Neben dem Sportfahrwerk, welches als einziges Ausstattungsmerkmal der Rallye (mit e!) allein vorbehalten bleibt, verfügt unser Testmotorrad über eine lange Liste mit Extras. Serienmäßig sind selbstredend der 1170-Kubik-Wasserboxer, der auch nach Euro 4-Grünwaschung noch nominell 125 PS leistet und 125 Nm presst, ABS, Traktionskontrolle und die beiden Fahrmodi „Road“ und „Rain“. Sonderlackierung, Drahtspeichenräder, einteilige Sitzbank und ein gekappter Sportwindschild bringt die Rallye (e!) ab Werk mit. Was jetzt folgt (setzen Sie schon mal Kaffee auf), war verbaut und kostet extra:

  • Fahrmodi Pro (Dynamic/Pro und Enduro/Pro) im Dynamic-Paket mit dynamischer Traktionskontrolle (schräglagenabhängig) und ABS Pro (Kurven-ABS) sowie Berganfahrhilfe, dynamisches Bremslicht und LED-Scheinwerfer
  • Komfort-Paket mit Reifendruckkontrolle RDC, Handschutz und Heizgriffen
  •  Touring-Paket mit semiaktivem Fahrwerk Dynamic ESA „Next Generation“ mit automatischer Niveauregulierung (Vorspannung der hinteren Feder), „Keyless ­Ride“, Borcomputer Pro, Tempomat, Navi-Vorbereitung
  • Schaltassistent Pro mit Blipper, HP-Sportschalldämpfer, HP-Handhebel gefräst, Endurofußrasten höhenverstellbar
  •  und schließlich das Navi selbst

Demgegenüber steht eine Africa Twin mit serienmäßigem 270-Grad-Reihenzweizylinder, 998 Kubik, 95 PS und 98 Newtonmetern, manuellem Schaltgetriebe (statt des verfügbaren DCT), verfeinert mit Hauptständer, Dreifarben-Sonderlack und hohem Tourenwindschild. Arg viel mehr gibt es auch nicht, und damit zur Sache.

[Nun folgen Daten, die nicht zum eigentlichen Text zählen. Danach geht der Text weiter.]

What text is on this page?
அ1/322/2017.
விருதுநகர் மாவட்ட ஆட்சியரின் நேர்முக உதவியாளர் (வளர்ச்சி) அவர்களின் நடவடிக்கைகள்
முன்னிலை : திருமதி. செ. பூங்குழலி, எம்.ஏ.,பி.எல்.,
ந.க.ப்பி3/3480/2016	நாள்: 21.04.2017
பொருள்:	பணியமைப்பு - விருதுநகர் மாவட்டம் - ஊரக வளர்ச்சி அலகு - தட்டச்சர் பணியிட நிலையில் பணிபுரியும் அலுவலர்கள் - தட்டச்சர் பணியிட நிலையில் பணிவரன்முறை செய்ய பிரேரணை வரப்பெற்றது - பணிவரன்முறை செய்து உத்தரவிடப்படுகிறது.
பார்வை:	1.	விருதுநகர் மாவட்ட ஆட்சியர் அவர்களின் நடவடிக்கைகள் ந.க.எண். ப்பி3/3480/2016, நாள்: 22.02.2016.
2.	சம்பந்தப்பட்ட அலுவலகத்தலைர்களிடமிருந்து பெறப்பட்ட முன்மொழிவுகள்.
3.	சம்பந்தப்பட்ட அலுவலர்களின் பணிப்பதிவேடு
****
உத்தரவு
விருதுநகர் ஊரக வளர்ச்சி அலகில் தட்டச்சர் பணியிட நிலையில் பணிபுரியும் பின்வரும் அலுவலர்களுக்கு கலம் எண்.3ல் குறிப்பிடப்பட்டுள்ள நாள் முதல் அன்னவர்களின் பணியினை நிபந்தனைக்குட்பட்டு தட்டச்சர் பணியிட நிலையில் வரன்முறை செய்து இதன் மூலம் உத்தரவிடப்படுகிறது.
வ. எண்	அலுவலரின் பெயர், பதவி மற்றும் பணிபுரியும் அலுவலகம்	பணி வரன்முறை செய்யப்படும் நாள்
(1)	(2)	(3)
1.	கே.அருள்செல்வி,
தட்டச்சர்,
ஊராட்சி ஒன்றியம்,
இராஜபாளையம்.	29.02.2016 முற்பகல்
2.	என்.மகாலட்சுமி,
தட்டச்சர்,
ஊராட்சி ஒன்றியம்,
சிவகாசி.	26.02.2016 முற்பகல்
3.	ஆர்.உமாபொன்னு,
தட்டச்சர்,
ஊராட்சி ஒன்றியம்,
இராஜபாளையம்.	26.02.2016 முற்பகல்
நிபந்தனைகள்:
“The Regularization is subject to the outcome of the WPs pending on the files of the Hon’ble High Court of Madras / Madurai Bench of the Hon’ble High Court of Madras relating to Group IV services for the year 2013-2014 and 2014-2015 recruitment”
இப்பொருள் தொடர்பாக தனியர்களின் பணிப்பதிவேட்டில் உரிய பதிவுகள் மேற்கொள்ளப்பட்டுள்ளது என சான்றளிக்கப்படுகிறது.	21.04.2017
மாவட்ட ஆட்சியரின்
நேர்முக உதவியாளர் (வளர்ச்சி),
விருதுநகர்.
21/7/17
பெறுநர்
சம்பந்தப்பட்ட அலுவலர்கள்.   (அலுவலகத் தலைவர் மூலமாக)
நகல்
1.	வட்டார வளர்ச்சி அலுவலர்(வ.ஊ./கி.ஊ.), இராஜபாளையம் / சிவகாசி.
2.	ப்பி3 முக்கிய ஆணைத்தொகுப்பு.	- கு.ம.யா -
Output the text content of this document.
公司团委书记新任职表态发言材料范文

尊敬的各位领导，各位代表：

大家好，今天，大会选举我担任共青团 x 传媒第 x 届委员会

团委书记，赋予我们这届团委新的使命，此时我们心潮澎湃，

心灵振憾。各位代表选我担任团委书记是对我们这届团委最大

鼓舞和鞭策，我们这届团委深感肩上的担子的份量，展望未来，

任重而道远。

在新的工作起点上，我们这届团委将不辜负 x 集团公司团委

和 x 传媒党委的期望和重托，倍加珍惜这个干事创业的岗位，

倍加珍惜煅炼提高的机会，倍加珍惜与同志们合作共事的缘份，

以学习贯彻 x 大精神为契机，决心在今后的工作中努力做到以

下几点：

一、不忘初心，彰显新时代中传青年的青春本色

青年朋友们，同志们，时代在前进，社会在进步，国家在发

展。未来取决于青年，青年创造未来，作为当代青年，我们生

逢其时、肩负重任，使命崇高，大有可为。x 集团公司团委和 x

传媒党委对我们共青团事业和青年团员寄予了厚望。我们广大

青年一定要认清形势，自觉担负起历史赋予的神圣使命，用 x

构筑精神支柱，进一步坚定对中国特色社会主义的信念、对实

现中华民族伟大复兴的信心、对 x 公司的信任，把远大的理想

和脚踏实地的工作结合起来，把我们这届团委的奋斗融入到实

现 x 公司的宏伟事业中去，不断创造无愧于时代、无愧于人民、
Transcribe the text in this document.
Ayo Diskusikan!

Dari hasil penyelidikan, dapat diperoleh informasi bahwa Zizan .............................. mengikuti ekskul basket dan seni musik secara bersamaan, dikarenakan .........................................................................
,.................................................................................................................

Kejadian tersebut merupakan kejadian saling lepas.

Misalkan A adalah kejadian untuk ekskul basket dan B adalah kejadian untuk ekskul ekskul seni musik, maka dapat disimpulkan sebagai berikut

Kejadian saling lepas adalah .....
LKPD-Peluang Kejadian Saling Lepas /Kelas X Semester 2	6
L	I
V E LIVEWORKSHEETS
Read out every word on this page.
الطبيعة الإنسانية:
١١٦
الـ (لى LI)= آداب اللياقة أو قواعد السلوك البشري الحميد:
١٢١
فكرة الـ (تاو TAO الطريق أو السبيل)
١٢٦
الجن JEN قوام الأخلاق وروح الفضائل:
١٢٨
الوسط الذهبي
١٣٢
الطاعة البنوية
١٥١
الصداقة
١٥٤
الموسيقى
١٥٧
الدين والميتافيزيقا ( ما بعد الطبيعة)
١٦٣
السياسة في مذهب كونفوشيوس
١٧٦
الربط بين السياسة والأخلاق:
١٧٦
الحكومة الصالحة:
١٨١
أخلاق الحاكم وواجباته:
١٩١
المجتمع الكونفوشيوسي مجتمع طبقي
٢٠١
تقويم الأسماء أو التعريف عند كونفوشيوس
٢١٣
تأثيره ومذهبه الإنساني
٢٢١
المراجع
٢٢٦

Die R 1200 GS war bekanntermaßen, und wurde mit dem neuesten Update noch mehr, eine ganz hervorragende Reiseenduro. Mächtig Schmalz genau da, wo es Schmalz braucht, nämlich in der unteren Mitte, mit diesem Pfund wuchert der dicke Bayernboxer, obendrein Dosierbarkeit nahe an der Perfektion und feine Laufkultur. Das Telelever vorne vermittelt erhabene Stabilität und bügelt stoisch, wenngleich die härteren Sportfedern in ihren längeren Federwegen (plus 20 auf 210/220 Millimeter) zwar noch mehr Schräglagenfreiheit bringen, aber ein wenig des sänftigen GS-Komforts fressen. Ein semiaktives Fahrwerk mit Namen ESA II gibt es schon seit 2009, die neueste Ausbaustufe mit automatischer Niveauregulierung (ersetzt die manuelle Wahl des Beladungszustands) funktioniert tadellos, deckt eine unerhörte Bandbreite ab. Von sportlich straff in „Dynamic“ bis „Enduro“-gemäß soft, und „Road“ für alles dazwischen. ABS und Traktionskontrolle sind an die Fahrmodi gekoppelt und vernetzt mit dem semiaktiven Fahrwerk. Alles bis ins kleinste Details durchdacht, ohne echte Schwächen, vielleicht einmal abgesehen vom nach der Überarbeitung besseren, aber immer noch nicht perfekten Getriebe und dem nur zufriedenstellenden Schaltautomaten. R 1200 GS Rallye: Besseres noch besser gemacht. Kalte teutonische Perfektion mit Haaren auf der Brust. Keine Überraschung, und trotzdem jedes Mal, auf jedem Meter eine Offenbarung.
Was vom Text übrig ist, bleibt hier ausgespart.